There is one and only one possibility that the natural cycle may be the main cause: that is if the natural cycle increased a fourfold in exact lockstep of timing with the fourfold increase of human emissions in the past 55 years. If it was a threefold or fivefold there wouldn’t be a fourfold increase in the atmosphere and net sink rate as is observed. Or, alternatively there was no increase in the natural cycles at all.
(I will work that out in response to Bart’s weird example)
Thus we need another observation to be sure that the natural cycle was constant or increased in lockstep with human emissions.

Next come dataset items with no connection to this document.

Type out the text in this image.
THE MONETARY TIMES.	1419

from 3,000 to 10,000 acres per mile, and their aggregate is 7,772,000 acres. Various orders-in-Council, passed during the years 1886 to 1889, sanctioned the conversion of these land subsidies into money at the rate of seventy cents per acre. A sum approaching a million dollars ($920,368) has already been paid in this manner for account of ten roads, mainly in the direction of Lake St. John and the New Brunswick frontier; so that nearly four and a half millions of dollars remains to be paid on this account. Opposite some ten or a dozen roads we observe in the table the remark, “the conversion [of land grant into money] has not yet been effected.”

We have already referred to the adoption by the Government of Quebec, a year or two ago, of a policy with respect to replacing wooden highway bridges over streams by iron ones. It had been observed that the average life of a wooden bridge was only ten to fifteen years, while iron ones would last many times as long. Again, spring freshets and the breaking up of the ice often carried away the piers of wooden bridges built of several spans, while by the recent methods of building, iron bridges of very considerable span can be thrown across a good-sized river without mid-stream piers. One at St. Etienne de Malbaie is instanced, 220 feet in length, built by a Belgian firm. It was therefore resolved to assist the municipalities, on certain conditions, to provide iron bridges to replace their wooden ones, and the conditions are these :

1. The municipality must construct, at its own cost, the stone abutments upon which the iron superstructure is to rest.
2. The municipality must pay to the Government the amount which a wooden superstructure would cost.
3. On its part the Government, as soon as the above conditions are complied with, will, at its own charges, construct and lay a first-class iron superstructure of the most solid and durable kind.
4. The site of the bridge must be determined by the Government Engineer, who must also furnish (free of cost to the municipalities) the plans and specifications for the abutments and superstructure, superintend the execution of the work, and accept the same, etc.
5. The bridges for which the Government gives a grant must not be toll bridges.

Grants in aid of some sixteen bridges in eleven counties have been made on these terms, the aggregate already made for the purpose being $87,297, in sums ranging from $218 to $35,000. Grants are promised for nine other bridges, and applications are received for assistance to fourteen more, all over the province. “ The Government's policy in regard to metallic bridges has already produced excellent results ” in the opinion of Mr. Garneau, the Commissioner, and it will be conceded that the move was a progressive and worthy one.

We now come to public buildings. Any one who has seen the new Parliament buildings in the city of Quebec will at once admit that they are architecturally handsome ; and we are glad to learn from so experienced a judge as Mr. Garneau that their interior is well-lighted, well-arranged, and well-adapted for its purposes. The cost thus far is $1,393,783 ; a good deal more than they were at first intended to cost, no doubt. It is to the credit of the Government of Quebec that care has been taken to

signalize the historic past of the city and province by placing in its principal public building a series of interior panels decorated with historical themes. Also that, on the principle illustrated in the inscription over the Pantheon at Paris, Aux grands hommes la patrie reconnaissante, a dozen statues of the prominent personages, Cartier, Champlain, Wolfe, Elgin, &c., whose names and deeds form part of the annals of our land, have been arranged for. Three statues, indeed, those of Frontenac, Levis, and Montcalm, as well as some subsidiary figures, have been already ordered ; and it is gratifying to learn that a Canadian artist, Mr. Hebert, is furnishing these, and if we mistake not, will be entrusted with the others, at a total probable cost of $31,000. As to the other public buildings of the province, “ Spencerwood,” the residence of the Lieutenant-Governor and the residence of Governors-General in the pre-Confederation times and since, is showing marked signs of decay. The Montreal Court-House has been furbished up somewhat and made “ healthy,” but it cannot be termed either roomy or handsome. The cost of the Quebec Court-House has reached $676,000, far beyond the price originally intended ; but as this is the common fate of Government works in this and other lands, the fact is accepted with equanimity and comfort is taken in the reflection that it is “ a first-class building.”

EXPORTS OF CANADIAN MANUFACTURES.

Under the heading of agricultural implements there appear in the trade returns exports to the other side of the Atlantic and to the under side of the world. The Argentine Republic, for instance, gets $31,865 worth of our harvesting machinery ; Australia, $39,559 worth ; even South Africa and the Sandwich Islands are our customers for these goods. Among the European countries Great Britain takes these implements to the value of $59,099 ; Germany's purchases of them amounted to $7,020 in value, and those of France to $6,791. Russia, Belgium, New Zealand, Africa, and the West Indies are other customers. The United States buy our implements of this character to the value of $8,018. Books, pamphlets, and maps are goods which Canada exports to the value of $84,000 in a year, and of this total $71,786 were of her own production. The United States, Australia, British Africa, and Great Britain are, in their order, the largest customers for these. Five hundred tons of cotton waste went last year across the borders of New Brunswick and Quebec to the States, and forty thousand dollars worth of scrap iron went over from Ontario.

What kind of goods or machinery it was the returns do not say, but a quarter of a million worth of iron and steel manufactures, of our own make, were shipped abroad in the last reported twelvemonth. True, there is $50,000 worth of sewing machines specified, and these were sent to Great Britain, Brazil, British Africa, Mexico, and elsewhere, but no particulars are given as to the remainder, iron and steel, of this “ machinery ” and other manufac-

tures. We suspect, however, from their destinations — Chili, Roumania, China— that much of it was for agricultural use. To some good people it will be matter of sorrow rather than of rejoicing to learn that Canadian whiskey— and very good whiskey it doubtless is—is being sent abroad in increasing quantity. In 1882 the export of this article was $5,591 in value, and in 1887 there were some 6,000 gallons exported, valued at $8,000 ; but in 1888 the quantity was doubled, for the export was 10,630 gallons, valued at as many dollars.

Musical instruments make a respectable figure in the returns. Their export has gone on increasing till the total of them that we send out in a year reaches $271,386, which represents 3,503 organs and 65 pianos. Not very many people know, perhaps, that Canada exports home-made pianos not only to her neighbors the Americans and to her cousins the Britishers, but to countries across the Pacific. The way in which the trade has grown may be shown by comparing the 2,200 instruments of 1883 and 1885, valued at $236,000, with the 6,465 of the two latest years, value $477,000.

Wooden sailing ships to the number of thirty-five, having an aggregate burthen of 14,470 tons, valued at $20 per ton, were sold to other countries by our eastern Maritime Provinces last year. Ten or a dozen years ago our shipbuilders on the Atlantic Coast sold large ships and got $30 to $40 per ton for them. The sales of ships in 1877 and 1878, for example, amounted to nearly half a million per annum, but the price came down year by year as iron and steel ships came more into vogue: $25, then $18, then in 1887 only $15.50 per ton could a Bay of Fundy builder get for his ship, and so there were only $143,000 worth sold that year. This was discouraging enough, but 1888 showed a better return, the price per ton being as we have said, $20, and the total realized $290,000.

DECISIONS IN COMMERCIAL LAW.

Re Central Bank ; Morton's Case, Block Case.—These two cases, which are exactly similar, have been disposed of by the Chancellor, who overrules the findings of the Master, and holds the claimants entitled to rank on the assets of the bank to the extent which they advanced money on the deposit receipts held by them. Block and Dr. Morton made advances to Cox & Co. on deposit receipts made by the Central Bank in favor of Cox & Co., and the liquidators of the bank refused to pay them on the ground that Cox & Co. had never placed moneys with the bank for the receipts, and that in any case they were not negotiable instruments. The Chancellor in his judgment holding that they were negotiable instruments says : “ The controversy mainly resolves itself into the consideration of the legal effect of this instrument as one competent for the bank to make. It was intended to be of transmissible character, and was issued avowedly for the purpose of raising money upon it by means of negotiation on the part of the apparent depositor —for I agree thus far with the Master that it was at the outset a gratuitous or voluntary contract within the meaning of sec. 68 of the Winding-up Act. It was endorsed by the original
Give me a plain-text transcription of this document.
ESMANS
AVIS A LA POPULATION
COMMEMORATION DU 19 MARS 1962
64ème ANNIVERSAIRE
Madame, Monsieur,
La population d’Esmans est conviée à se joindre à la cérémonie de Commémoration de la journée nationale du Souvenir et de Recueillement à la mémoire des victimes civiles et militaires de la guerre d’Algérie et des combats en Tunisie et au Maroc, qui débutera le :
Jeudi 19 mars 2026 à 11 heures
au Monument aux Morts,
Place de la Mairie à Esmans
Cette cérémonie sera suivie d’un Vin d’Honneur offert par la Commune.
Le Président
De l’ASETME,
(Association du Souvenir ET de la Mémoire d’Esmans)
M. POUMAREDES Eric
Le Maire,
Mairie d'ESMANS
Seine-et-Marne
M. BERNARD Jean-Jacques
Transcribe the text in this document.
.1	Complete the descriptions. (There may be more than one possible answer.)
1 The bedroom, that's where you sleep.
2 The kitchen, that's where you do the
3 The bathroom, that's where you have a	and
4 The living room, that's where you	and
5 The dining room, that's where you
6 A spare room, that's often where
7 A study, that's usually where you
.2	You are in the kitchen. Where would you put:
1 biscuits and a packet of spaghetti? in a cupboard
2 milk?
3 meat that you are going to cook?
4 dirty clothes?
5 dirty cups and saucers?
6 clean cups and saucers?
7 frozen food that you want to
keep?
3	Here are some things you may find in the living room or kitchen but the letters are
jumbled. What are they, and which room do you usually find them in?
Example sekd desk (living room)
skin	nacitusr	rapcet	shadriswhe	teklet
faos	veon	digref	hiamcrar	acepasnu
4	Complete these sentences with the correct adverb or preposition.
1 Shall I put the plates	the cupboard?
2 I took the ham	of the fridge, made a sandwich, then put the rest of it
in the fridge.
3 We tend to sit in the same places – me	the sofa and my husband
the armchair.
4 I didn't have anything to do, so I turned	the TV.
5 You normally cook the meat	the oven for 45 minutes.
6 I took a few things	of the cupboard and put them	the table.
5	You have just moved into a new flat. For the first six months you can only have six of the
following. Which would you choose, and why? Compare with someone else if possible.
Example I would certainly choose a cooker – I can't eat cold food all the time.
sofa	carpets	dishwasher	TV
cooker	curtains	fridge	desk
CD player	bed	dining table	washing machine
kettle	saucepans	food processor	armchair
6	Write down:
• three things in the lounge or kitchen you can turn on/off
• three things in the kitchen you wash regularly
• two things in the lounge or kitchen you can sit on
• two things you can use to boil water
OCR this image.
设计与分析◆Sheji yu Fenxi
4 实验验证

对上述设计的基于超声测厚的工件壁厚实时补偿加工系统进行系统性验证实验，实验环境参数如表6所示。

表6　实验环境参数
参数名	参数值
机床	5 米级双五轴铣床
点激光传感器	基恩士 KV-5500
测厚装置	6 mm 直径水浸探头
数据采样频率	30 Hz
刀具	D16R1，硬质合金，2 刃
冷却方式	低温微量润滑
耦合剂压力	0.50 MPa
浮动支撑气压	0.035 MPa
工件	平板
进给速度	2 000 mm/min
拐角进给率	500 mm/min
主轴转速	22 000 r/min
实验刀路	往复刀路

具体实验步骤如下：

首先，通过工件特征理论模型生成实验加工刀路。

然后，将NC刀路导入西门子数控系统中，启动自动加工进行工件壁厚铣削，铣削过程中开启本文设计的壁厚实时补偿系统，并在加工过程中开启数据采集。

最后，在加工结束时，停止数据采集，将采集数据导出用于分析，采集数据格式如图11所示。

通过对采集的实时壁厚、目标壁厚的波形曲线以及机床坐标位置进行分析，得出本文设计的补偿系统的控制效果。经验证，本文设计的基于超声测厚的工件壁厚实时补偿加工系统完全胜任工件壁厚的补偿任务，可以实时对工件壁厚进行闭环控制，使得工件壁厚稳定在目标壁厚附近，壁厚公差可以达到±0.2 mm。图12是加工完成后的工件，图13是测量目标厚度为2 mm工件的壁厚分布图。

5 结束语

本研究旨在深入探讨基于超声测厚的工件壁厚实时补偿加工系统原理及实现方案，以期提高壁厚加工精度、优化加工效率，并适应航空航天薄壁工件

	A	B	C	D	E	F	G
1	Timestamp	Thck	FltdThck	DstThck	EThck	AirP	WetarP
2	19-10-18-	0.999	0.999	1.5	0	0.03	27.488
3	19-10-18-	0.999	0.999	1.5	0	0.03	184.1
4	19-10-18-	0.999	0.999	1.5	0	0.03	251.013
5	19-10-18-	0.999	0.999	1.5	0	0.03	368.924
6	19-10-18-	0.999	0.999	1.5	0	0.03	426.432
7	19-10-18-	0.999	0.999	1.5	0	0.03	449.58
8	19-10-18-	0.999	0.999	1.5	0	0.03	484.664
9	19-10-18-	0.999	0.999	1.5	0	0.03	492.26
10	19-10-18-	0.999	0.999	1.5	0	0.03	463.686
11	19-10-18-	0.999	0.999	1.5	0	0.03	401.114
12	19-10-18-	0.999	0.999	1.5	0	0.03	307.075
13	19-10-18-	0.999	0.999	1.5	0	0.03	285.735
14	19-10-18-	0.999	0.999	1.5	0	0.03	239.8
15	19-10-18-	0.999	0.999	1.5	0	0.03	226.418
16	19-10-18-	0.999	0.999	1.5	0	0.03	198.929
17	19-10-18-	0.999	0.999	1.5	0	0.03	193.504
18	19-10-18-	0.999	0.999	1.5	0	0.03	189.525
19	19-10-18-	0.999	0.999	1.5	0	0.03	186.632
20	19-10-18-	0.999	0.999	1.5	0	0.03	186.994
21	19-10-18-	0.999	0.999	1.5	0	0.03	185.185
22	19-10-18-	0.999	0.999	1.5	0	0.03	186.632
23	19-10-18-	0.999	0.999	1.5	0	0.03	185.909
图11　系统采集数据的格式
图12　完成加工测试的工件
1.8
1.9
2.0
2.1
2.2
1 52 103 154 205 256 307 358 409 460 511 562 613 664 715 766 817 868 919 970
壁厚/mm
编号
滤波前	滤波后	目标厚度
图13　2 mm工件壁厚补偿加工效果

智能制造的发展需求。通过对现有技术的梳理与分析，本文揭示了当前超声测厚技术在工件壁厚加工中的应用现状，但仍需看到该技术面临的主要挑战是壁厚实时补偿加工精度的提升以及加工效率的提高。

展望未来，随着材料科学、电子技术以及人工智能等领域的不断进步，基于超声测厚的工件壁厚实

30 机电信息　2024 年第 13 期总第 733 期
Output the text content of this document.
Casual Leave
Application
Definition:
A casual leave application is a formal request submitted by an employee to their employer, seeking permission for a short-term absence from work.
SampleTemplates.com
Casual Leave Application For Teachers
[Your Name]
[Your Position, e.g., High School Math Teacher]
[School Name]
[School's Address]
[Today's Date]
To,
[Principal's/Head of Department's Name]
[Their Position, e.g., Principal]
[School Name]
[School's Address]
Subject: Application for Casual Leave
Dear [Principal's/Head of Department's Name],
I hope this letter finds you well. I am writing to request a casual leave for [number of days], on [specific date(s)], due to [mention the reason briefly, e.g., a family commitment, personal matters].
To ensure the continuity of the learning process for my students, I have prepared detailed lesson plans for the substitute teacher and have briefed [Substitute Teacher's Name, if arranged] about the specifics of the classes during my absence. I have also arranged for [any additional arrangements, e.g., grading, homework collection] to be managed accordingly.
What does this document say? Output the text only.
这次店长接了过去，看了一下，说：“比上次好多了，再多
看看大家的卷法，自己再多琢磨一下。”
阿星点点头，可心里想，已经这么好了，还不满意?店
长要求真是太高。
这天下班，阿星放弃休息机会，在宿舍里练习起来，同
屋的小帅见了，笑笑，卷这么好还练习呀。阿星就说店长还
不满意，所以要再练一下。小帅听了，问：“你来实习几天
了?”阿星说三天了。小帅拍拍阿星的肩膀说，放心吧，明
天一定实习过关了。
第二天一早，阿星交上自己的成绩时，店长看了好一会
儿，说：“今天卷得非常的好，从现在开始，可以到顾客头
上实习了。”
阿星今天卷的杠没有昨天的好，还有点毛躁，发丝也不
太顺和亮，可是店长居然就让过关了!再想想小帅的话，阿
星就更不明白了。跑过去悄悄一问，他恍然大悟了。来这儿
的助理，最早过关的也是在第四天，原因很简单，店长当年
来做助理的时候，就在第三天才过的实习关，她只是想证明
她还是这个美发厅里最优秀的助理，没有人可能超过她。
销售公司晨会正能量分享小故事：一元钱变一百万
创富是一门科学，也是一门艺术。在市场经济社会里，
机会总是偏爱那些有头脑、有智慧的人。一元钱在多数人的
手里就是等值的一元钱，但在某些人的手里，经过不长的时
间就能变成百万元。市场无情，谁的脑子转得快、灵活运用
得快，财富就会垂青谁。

There are two observations which can show the difference:
– The δ13C level. Substantial increases in natural cycles would either increase the δ13C level in the atmosphere (oceans) or cause an extreme decrease in δ13C level (vegetation). Neither is observed: only a firm decrease in δ13C level in direct ratio to human emissions. Further, vegetation is a net sink for CO2, as is proven by the oxygen balance, thus not the cause of the δ13C decline.
– The residence time. Any substantial increase in any huge natural cycle would reduce the residence time of a CO2 molecule (whatever its origin) in the atmosphere. The newer calculations of residence time show that it is getting slightly longer. Thus a rather stable throughput in an increasing CO2 content of the atmosphere.
The observations show that there is no substantial increase in any of the huge natural cycles and therefore the mass balance is unambiguous that humans are the cause of the increase.